Кроме того, что я развил в себе умение бесшумно вытаскивать пробку из бутылки — сначала нужно вытащить ее почти полностью, потом подождать, пока разреженный воздух наполнит горлышко, затем чуть раскачать ее, очень осторожно, — мне сообщить больше не о чем. И даже если кто-то совсем рядом, он ничего не замечает, а стакан — разумеется, пустой — лучше держать в кармане пиджачка. Знаете, чего бы мне больше всего хотелось? Написать стихотворение, в котором было бы все, так что мне больше никогда не приходилось писать стихи. Иногда в двух-трех словах содержится очень многое — Ван О. вспоминал, как однажды в Роттердаме, тридцать три года тому назад, в квартире на верхнем этаже, во время проходившего в задней комнате политического собрания, он наблюдал за ребенком в манеже, который с трудом карабкался вдоль стенки, потом встал на свои рахитичные ножки и, схватившись за край дверцы, сказал: «Тактика рабочего класса». Это прошлое, что-то в нем есть. Со многим лучше просто смириться. Я знаю, что так и должно было быть, что Деньги вдруг появились у меня как раз тогда, когда они перестали быть для меня источником наслаждения. В сущности, на свете нет больше ничего, чем я действительно хотел бы обладать, за исключением возможности находиться где-нибудь, откуда меня не могут выгнать и где я могу писать, где я слышу только ветер, который, как морской отлив, гудит и рвется сквозь могучие деревья кладбища, а не вокальный ансамбль «Синие Бородки»
[227]
с Адо Броодбоомом.
[228]
Вот и все, теперь я расстаюсь с вами. Прощайте, прощайте!
Письмо, размытое слезами
Греоптерп, 14 октября 1964 года. Уже почти со всех кладбищенских деревьев опали листья, да и в саду все отцвело; и лишь святой цветок — одинокая хризантема недавно распустилась в знак того, что мы семимильными шагами приближаемся к большому Празднику Всех Скорбящих. Где-то вдалеке лает собака, через крышу на несколько мгновений оседают в доме запахи до времени растопленной плиты и все также неизбежны мысли о прошлом. Я думаю обо всех, кого я когда-то знал и кто теперь мертв.

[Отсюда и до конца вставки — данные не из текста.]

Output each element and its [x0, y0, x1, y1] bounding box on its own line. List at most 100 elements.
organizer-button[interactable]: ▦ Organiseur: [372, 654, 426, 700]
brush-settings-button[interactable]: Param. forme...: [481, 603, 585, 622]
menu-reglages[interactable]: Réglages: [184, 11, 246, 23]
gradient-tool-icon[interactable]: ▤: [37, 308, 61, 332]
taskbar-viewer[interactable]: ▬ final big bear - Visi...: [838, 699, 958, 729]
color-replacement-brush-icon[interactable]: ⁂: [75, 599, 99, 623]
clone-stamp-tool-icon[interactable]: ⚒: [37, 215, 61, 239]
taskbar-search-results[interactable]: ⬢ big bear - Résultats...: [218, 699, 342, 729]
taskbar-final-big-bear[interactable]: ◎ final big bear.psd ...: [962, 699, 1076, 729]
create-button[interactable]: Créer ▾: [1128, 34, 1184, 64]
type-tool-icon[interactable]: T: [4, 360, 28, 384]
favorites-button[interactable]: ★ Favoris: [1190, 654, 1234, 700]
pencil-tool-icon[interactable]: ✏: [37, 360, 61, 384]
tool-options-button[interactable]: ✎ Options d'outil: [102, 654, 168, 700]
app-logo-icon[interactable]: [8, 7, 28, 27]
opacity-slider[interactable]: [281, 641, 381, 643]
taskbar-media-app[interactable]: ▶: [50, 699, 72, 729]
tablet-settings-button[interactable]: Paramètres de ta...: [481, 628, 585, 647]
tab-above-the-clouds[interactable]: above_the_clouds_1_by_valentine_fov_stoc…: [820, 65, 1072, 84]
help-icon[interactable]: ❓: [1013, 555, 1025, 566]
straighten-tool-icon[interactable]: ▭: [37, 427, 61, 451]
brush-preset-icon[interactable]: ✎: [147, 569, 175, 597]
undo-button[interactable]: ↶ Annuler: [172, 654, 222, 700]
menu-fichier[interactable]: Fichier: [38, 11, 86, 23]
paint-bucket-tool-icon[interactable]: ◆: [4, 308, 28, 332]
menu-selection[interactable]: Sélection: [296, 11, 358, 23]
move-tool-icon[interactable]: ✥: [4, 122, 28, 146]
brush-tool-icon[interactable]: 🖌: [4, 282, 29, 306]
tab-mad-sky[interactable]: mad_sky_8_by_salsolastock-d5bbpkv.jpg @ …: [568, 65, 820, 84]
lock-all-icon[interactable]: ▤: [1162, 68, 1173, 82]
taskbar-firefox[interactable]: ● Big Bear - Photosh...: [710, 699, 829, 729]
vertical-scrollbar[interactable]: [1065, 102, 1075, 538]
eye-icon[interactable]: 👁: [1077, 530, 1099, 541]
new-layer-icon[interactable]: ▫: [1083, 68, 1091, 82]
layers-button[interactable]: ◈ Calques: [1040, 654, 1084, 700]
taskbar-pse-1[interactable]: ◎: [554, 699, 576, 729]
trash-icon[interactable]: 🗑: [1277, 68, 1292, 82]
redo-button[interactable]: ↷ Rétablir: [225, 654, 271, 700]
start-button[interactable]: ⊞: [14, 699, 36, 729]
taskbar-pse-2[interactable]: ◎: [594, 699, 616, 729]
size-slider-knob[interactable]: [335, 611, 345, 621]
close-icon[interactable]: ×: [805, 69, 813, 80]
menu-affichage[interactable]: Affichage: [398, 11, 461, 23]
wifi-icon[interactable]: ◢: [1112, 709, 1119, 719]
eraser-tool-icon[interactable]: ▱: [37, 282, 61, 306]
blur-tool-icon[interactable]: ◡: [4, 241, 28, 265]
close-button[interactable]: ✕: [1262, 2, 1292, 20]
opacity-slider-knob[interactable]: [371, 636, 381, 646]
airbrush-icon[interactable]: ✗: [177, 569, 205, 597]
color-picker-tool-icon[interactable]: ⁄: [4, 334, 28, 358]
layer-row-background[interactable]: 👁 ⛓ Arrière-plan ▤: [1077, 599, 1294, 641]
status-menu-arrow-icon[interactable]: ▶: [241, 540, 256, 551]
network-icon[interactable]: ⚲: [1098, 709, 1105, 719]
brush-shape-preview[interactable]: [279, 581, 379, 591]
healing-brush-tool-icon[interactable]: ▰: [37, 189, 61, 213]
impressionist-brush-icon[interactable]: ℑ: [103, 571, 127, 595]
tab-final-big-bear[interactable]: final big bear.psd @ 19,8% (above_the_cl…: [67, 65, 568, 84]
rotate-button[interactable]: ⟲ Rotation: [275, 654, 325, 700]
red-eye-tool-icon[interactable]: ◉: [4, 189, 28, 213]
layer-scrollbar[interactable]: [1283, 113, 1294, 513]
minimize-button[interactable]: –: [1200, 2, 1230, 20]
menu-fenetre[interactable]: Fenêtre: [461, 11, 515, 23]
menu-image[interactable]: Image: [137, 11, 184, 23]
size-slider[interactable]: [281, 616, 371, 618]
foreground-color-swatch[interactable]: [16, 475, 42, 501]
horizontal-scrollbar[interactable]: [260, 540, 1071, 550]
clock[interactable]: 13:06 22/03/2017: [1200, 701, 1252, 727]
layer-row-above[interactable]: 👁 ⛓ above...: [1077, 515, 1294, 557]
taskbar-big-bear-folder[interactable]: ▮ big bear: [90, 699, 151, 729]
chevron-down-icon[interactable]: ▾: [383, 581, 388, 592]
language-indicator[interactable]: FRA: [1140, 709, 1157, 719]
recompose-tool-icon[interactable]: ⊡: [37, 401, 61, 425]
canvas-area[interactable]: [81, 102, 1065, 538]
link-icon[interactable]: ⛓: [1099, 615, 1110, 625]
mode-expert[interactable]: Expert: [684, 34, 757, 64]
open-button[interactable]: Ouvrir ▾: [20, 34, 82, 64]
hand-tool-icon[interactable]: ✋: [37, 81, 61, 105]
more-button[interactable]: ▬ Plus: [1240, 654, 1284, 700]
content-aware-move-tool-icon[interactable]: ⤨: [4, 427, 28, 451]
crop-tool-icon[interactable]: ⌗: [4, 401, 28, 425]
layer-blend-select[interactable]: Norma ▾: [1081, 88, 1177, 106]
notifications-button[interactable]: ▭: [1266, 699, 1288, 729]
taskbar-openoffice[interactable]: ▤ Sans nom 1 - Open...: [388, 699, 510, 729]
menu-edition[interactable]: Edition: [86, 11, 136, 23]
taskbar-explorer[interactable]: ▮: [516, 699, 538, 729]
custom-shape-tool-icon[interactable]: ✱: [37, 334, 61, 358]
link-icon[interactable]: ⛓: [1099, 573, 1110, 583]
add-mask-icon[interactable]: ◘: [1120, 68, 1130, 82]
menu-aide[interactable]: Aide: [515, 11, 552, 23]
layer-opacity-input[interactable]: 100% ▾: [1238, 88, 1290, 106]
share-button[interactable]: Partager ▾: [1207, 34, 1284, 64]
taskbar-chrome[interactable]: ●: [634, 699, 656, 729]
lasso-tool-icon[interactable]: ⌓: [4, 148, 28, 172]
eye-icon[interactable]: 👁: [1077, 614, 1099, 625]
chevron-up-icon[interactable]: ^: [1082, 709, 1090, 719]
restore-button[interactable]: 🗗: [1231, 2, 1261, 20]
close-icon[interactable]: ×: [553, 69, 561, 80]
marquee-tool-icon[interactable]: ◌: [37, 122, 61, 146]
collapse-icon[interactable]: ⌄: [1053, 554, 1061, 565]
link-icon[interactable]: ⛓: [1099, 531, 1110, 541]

Все это написано в неслыханной тоске и постоянно усиливающемся отчаянии; автор не пил уже три с половиной дня; после того, как он притворился безумным.
[229]
Начальнику хора. Осенняя песнь, или псалом вечерний. Я хотел бы, чтобы это письмо было наполнено кротостью и нежностью, редким трепетом тишины и Внимания и было бы совершенно беззлобным по отношению ко всякому Божьему творению; я хотел бы, чтобы каждый, его читающий, притихал, а некоторые начинали бы даже плакать — но это уж в крайнем случае. Вот чего я жажду и на что надеюсь, сидя у окна и уставившись наружу. Погода очень ясная, тихая, но временами мне кажется, что я слышу пустой, жалобный голос — ветерок качает верхушки хвойных деревьев. (Ты скоро придешь? Да, да, сейчас. Warte nur, warte nur.
[230]
)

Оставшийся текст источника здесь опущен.